By means of Promueve – the Municipal entity trust for the Promotion and Development of Burgos – Burgos City Council is moving forward with its plan to put together its candidacy as European Capital of Culture 2031. After four days of work, the project Advisory Committee – composed of 30 cultural, economic, social and political stakeholders – has established the city’s major challenges for the upcoming years. Based on this, Promueve has built a narrative that will serve as the line of argument to develop the candidacy’s objectives.

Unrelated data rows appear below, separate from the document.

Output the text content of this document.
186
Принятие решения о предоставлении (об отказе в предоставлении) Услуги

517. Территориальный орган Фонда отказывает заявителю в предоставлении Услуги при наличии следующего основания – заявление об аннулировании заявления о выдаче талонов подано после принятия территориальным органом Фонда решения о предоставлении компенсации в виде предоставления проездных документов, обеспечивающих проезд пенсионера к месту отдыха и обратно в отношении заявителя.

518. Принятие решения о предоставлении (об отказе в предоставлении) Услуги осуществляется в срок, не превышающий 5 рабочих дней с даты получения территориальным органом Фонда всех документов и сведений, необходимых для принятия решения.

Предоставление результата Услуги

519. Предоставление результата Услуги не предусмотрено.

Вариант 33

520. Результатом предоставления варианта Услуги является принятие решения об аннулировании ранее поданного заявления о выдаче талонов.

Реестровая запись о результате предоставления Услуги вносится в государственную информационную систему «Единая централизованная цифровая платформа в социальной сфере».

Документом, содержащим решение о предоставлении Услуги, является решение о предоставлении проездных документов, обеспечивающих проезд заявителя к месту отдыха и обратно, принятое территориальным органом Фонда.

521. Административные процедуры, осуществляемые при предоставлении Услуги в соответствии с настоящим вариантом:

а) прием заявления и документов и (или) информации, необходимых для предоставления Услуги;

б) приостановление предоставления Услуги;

The Burgos European Capital of Culture 2031 project will revolve around the motto of ‘Renaissance’, which incorporates the narrative of the medieval city that ventures beyond its walls to embrace technical progress, culture and the economic wealth in the Renaissance of the 15th and 16th centuries. This is the same city that delves into decadence to subsequently seize the industrial paths of the ‘Industrial Pole of Development’ and that now reflects upon itself as a model of a medium-sized city, as a relevant scale for European sustainable development, by means of the European Capital of Culture project and its desire to position culture as the backbone of territorial development. Culture that is viewed holistically, as a complex whole, a new way to contemplate reality and humankind, as occurred in the Renaissance period. In short, the project will position Burgos as a laboratory to reflect upon European medium-sized cities. Such cities are already experiencing population loss, ageing and talent drain, as the French geographer Christophe Guilluy, Professor Sergio Andrés Cabello and other experts have reflected upon.

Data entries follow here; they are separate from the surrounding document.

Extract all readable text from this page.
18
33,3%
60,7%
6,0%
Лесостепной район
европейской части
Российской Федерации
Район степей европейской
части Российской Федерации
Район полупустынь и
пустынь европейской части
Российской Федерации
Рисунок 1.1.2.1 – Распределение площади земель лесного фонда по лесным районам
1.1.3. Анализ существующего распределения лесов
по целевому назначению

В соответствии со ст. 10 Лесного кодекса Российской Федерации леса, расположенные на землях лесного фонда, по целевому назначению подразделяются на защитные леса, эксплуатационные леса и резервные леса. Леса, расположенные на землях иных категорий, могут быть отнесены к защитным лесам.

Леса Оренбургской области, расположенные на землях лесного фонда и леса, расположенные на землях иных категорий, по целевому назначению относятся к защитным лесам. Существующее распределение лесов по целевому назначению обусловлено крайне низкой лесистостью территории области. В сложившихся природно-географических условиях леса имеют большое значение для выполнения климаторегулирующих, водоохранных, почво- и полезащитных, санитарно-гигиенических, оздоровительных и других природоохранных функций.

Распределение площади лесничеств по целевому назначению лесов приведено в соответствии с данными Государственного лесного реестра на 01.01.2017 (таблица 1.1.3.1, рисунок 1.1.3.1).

‘Renaissance’ involves applying the principles of the cultural era to a medium-sized city such as Burgos. It requires establishing a balance between economic development and the environment, consumption and conservation, competition and cooperation, people and technology and science and humanism. In opposition to the economic era, which places an emphasis on the production of goods and services, the creation of materials and of wealth, the Burgos 2031 project plunges into the cultural era, and opts for the desire to share, collaborate, help people, and build community, through the arts, humanities, education or cultural industries.
This ‘Renaissance’ will make the city appealing, generate social cohesion, economic progress, citizens’ wellbeing, a better quality of life, environmental improvements, creative energy, integration, new cultural stakeholders and audiences and a new way of viewing the surrounding reality and the city itself.

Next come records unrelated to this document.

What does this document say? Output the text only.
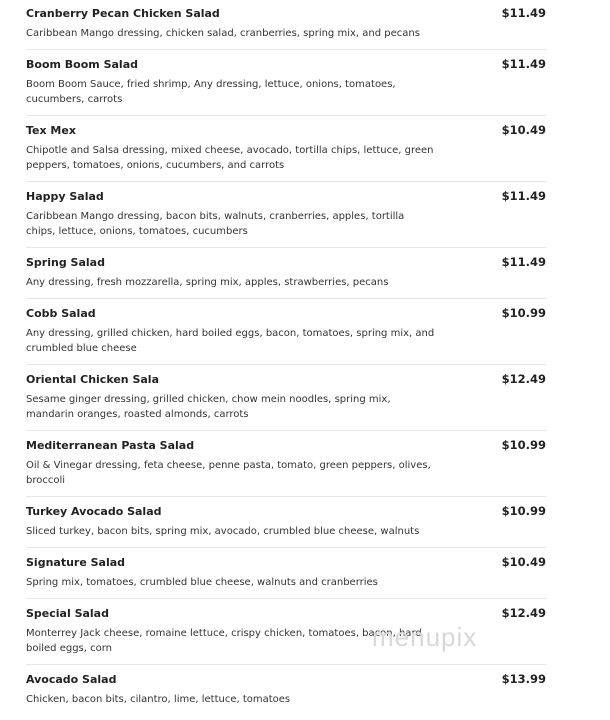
Cranberry Pecan Chicken Salad	$11.49
Caribbean Mango dressing, chicken salad, cranberries, spring mix, and pecans
Boom Boom Salad	$11.49
Boom Boom Sauce, fried shrimp, Any dressing, lettuce, onions, tomatoes,
cucumbers, carrots
Tex Mex	$10.49
Chipotle and Salsa dressing, mixed cheese, avocado, tortilla chips, lettuce, green
peppers, tomatoes, onions, cucumbers, and carrots
Happy Salad	$11.49
Caribbean Mango dressing, bacon bits, walnuts, cranberries, apples, tortilla
chips, lettuce, onions, tomatoes, cucumbers
Spring Salad	$11.49
Any dressing, fresh mozzarella, spring mix, apples, strawberries, pecans
Cobb Salad	$10.99
Any dressing, grilled chicken, hard boiled eggs, bacon, tomatoes, spring mix, and
crumbled blue cheese
Oriental Chicken Sala	$12.49
Sesame ginger dressing, grilled chicken, chow mein noodles, spring mix,
mandarin oranges, roasted almonds, carrots
Mediterranean Pasta Salad	$10.99
Oil & Vinegar dressing, feta cheese, penne pasta, tomato, green peppers, olives,
broccoli
Turkey Avocado Salad	$10.99
Sliced turkey, bacon bits, spring mix, avocado, crumbled blue cheese, walnuts
Signature Salad	$10.49
Spring mix, tomatoes, crumbled blue cheese, walnuts and cranberries
Special Salad	$12.49
Monterrey Jack cheese, romaine lettuce, crispy chicken, tomatoes, bacon, hard
boiled eggs, corn
Avocado Salad	$13.99
Chicken, bacon bits, cilantro, lime, lettuce, tomatoes
menupix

The Advisory Committee’s reflections have made it possible to position Burgos as a model of a European medium-sized city, of ‘Renaissance’, via seven vectors:
– Burgos has been a crossroads throughout history, the origin of European humankind, the birthplace of the Spanish language and a strategic space of the Camino de Santiago, or St. James’s Way.
– Burgos is the medieval city that abandons the castle walls to delve into the splendour of the Renaissance during the 15th and 16th centuries.
– A city that is eminently industrial and that has founded its development on industrial value.
– Now, it is searching for a solution to its own challenges by means of the European Capital of Culture, marrying tradition with the vanguard.
– The European Capital of Culture will drive the city’s transformation by forging intergenerational and transversal dynamics.
– Burgos 2031 as a dialogue that integrates the province and the city.
– The European Capital Project aims to strengthen the connection with Europe through shared values.
The concept of ‘Renaissance’ makes it possible to integrate the city project and the cultural project of the European Capital of Culture in a single narrative through different lines of action, such as:
- Nature: paying particular attention to the province and its natural, tangible and intangible ecosystem, as well as the rewilding of the urban public space.
- Social cohesion: in the aim of achieving cultural decentralisation (neighbourhood culture) and designing a plan of public spaces through new governance formulas.
- Citizens: people entitled not just to rights, but also to cultural responsibilities, that is to generate a cultural personality (creativity, values, respect for the environment, beliefs, lifestyles, harmony, peace, etc).
- Technology: industrial Burgos heading towards the economic transition, with a favourable environment that enables the strengthening of the University of Burgos and local companies.
- Creative economy: through the development of cultural/creative industries
Connection: creation of European networks with cities and people and a local cultural fabric connected to Europe.